Moderation: Thore Schölermann
Doch dann ist da noch Thore Schölermann. Thore Schölermann hat nicht viel zu sagen bei Scream! If you can, vielmehr ist er eine Art Spielleiter, jemand der die Kandidaten kurz begrüßt und sie am Ende verabschiedet. Das allerdings macht er nicht etwa in der Art eines Expeditionsleiters, eines Mentoren oder als Gastgeber der Veranstaltung, sondern als Thore Schölermann. Beim Informationsgehalt und Emotionalität seiner Kommentare hätte man ihn aber gern auch gegen einen Block Recyclingpapier ersetzen können. So fallen Sätze wie: „Der Rucksack ist auch schwerer, denn da sind 13013 Euro drin.“, wohlgemerkt nicht in Münzen (auch wenn mir noch unklar ist, wie man 13 Euro in Scheinen aufteilt).

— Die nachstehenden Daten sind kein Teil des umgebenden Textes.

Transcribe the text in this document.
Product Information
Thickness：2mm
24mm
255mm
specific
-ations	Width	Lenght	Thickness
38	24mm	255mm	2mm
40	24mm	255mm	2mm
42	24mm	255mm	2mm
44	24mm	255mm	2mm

Er versucht verzweifelt mit den Kandidaten mitzufiebern und wirkt doch nur wie der Lehrer, der einem am Ende der Klassenarbeit ermunternd auf die Schulter klopft: „Wird schon.“
Scream! If you can ist eine Adaption aus Großbritannien, die Prüfungen der ersten Folge wurden fast eins zu eins übernommen. In weiten Teilen ist das auch gut so. Und doch wünsche ich mir einen Teil eigene Identität für diese Sendung, auch wenn eine Fortsetzung bei den aktuellen Quoten wohl leider erst einmal auszuschließen ist. Verdient hätte sie es, vor allem als guter Ansatz für ein modernes Storytelling.